It is hard to deny Richard Cordray's hiring to run the Consumer Financial Protection Bureau (CFPB) nearly four months ago is a flash point in continuing debates over regulatory appointments and implementing the Dodd-Frank Act.
But with all the angst surrounding his recess appointment, one can almost overlook the massive to-do list he inherited. Cordray is responsible for launching and overseeing an entire regulatory regime — over nonbanks — that never before existed. After an excruciatingly slow start during the months without a permanent director, the CFPB is now moving quickly. Under Cordray's watch, it has designated nonbanks for formal supervision, expanded its processing of consumer complaints and will soon try to succeed where other regulators have failed in streamlining mortgage forms.
Cordray has tried to move past the controversy over his hiring by reaching out to various constituencies. He has spoken at industry conferences all around the country, including his stop two weeks ago at the Consumer Bankers Association convention in Austin, Texas, where CBA President Richard Hunt called the new agency the most accessible in Washington.
ASR affiliate American Banker sat with Corday in Austin to discuss, among other topics, his view on enforcement versus rulemaking, how the CFPB can be responsive to consumers without being political and just what did Dodd-Frank mean by "abusive" practices.
AB: Richard Hunt asked you to expand on comments indicating support for tailoring rules to different-sized banks. How do you reconcile that with the fact the CFPB — with nonbank authority — was designed to level the playing field for all.
Cordray: What I have said is that as we regulate, it just makes common sense for us to think about the burdens that are being placed on thousands of institutions — many of whom we will not be examining ourselves … — and determine whether provisions that are designed sometimes at a degree of specificity necessarily make sense for small institutions that may engage in the marketplace only sporadically.
So again, that's what we're doing with the remittance rule. We're considering whether and, if so, where to set a threshold. That's reflecting the fact that many institutions may only do a remittance transaction on an irregular basis, and it's not part of their normal business. What's important is that we try to level the playing field between banks and nonbanks, who were way off in a different direction. There was something and there was nothing, and that doesn't work. But in a thoughtful, careful way, potentially writing rules that might apply differently at different levels of institutions with different business models, that makes sense. The notion that rules applicable in one consumer market are necessarily exactly the same as would apply in other consumer markets, it's much more situational than that. And I think that's true here. But the important thing is that when there are rules in place, that everybody is held to comply with them on an even-handed basis, it doesn't mean that every particular example is the same.
AB: So is the ultimate goal to level the playing field between small and large institutions? There is obviously tension between the big banks and the small banks on that question.
Cordray: Well, in most of the consumer markets, you take the largest institutions, and you're talking about 80, 85, 90% market share. I just think that it makes sense for us to consider carefully what burdens we're imposing on different types of institutions and be a little bit nuanced about that.

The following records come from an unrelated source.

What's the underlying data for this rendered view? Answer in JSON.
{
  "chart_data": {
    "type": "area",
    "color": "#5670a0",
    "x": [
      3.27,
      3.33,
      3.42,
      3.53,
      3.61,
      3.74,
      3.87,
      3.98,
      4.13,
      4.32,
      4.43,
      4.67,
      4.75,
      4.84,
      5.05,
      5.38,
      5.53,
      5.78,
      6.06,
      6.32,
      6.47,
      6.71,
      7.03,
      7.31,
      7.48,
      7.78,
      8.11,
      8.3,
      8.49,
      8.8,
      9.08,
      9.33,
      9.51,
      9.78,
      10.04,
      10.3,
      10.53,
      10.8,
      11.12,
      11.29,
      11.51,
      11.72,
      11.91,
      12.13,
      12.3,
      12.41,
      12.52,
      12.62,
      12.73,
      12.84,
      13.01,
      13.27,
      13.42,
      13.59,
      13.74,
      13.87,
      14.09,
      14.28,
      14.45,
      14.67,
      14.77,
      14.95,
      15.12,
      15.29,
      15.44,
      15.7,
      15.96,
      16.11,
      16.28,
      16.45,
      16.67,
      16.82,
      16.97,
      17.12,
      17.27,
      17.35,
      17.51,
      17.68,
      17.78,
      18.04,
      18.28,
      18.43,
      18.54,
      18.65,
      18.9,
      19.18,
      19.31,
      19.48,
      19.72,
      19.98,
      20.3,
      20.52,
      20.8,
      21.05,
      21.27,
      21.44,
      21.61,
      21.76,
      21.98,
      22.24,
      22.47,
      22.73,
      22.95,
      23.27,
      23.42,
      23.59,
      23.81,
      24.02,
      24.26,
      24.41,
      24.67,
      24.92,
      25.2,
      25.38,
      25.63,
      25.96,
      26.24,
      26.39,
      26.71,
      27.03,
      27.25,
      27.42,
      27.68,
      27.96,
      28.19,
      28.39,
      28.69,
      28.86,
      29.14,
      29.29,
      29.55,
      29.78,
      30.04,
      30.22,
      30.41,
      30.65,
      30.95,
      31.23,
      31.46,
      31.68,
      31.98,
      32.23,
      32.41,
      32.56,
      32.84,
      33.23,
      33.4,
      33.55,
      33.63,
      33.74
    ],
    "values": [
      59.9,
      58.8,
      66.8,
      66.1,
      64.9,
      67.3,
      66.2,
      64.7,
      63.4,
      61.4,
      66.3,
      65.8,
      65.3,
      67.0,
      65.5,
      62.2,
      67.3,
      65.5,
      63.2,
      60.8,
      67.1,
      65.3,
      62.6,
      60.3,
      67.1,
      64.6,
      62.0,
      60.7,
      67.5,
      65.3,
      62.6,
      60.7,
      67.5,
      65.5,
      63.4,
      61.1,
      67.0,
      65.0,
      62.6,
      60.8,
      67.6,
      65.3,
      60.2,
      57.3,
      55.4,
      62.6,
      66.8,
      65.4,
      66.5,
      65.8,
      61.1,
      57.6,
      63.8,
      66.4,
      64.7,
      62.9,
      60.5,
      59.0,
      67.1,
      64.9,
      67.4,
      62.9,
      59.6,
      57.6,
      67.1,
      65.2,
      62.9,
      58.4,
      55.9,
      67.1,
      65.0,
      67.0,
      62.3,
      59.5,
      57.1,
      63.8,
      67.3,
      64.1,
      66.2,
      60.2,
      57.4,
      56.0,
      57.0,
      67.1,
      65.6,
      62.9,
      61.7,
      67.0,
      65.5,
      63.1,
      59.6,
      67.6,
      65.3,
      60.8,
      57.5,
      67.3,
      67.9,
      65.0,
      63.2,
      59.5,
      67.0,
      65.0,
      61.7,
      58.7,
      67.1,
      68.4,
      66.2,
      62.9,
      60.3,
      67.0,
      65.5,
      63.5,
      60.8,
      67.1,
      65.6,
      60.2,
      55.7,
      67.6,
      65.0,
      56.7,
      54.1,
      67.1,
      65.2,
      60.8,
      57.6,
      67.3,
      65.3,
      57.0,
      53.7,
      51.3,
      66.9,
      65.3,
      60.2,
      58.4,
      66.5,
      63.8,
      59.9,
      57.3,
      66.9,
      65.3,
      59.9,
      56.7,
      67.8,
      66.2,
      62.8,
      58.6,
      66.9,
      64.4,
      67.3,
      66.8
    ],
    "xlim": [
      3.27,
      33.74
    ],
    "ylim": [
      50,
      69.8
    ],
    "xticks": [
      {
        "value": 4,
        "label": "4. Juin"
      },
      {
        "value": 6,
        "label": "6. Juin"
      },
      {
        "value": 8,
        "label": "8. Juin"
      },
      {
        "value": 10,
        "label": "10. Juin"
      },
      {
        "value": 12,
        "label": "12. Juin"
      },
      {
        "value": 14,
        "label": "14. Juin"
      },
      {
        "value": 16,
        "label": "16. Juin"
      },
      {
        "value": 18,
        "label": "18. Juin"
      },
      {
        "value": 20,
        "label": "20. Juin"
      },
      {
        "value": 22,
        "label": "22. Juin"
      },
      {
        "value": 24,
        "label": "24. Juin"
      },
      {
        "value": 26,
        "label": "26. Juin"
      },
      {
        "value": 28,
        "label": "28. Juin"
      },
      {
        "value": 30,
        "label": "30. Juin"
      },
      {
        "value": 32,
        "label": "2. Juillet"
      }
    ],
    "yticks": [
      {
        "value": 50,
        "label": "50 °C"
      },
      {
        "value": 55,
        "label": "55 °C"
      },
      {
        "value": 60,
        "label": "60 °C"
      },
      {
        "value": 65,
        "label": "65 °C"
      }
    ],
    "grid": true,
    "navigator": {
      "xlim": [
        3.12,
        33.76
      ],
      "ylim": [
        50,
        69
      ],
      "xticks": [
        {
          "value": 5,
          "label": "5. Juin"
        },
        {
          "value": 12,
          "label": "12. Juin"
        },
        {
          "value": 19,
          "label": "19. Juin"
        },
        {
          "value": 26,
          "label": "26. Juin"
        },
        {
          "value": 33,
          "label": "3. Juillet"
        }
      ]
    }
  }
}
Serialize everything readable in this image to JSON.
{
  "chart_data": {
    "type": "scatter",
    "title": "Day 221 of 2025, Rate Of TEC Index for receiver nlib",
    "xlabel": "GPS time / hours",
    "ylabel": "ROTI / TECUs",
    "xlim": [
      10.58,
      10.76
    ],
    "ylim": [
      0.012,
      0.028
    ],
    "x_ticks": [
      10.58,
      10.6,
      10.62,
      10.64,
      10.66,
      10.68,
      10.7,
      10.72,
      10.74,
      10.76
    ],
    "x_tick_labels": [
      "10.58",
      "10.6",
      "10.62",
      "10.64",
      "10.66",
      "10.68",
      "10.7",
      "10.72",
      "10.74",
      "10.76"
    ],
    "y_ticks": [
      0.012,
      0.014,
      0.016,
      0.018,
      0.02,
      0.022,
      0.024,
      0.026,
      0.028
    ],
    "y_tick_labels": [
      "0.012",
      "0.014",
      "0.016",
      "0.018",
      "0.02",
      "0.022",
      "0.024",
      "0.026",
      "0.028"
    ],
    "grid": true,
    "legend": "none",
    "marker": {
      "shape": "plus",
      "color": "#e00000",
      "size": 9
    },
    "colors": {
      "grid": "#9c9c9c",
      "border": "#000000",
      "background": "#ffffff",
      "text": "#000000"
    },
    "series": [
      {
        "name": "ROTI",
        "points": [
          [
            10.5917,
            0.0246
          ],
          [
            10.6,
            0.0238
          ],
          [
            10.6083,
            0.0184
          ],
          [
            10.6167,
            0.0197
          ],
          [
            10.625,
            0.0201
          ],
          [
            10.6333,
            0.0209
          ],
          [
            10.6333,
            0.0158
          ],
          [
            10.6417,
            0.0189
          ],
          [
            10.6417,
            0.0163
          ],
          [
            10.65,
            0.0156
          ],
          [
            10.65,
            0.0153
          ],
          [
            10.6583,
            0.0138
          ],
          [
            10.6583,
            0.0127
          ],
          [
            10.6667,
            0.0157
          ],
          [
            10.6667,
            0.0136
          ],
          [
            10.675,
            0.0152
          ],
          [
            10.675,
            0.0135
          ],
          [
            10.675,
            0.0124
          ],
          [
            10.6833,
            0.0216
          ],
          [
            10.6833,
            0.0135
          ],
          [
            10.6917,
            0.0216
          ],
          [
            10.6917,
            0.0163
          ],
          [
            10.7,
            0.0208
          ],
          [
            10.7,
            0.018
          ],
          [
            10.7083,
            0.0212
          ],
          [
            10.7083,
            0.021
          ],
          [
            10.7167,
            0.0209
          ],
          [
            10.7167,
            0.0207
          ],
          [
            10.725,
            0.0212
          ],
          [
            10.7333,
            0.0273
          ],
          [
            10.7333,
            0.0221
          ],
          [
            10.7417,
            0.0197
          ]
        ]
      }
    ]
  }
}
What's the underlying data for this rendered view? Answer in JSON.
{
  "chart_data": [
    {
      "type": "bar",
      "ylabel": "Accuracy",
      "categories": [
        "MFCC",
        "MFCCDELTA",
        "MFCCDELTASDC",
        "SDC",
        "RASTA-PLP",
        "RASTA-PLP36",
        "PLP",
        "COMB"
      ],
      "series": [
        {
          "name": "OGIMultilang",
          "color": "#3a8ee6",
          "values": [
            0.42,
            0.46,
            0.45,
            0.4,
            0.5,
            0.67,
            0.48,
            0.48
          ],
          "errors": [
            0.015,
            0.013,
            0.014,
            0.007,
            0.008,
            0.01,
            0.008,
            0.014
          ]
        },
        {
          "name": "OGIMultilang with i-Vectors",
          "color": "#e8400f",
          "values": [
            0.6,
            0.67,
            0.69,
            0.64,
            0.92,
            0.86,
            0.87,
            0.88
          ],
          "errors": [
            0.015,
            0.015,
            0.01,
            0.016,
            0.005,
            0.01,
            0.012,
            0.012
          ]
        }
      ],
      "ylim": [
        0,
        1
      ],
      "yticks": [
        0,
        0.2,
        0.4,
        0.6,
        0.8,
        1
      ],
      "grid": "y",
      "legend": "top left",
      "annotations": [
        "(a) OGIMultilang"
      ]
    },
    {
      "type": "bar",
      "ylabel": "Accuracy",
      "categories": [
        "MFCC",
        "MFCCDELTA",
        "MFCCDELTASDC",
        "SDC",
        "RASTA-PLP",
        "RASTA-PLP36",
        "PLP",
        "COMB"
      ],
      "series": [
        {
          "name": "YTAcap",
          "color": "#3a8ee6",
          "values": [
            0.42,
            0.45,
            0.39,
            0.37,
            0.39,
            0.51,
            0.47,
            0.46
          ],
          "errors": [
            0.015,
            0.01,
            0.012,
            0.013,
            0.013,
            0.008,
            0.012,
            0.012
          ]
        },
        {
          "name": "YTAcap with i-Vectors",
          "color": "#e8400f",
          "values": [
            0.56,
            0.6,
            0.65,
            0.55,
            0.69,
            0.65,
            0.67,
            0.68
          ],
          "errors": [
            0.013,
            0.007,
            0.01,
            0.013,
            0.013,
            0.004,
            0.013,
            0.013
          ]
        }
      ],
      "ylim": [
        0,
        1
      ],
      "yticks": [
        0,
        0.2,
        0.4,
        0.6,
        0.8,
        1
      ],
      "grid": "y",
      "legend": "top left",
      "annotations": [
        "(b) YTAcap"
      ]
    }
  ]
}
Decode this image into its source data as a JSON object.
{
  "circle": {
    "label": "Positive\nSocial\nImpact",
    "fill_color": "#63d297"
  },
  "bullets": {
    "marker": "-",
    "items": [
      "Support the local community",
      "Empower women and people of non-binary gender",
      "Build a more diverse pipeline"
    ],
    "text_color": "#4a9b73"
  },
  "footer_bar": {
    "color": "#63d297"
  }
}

AB: Speaking of regulations, where are you on the "Qualified-Mortgage" — or QM — rule?
Cordray: We recognize that there are links in the chain here, that it's important for us to proceed more quickly because the [separate Qualified Residential Mortgage] rule is … built on and affected by the QM rule. Mortgage markets are waiting on both. We had said …that in the first half of the year we would try to come out with the QM rule, and at this point that's our time frame.
It's a complicated situation, with the QM rule … The mortgage market is so unnaturally depressed at the moment. It was so unnaturally heated before the financial crisis that it feels like we haven't had a natural or sort of sustainable mortgage market for a number of years. And so recent data is not very illuminative on where the mortgage market is going, and that feels like a hard set of calls that we're going to have to make around that. We want to make sure we get that as right as we can, so we're trying to be careful.
AB: You come from an enforcement background, and you've talked about the advantages of using supervision as a tool. But what about your policymaking authority? What tool is more effective: writing rules, or enforcing them?
Cordray: To us there are two different aspects of the rulemaking. There are certain rules that Congress has specified we have to adopt. Many of them have very specific deadlines, many of them have provisions that would kick into play if we were not to meet those deadlines. So it's very important that we do because otherwise institutions would have to go in a different direction and veer back when the rules were written.
Then there are areas where we have rulemaking authority but there's not a particular mandate for us to do something. It's going to be discretionary for us as we see it. On the mandatory rulemaking agenda, there's a lot for us to do in a short time that puts some strains on our ability to deliver, and it puts a premium on us being able to think more quickly, gather data more quickly.
Then there are other issues where we intend to be more broadly consultative and take our time to think through what's the right approach. Rulemaking is a very powerful tool. It's essentially us standing in the shoes of the legislative branch and specifying rules of the road that people have to comply with … It also is an effective tool in some respects if you're trying to affect an entire market.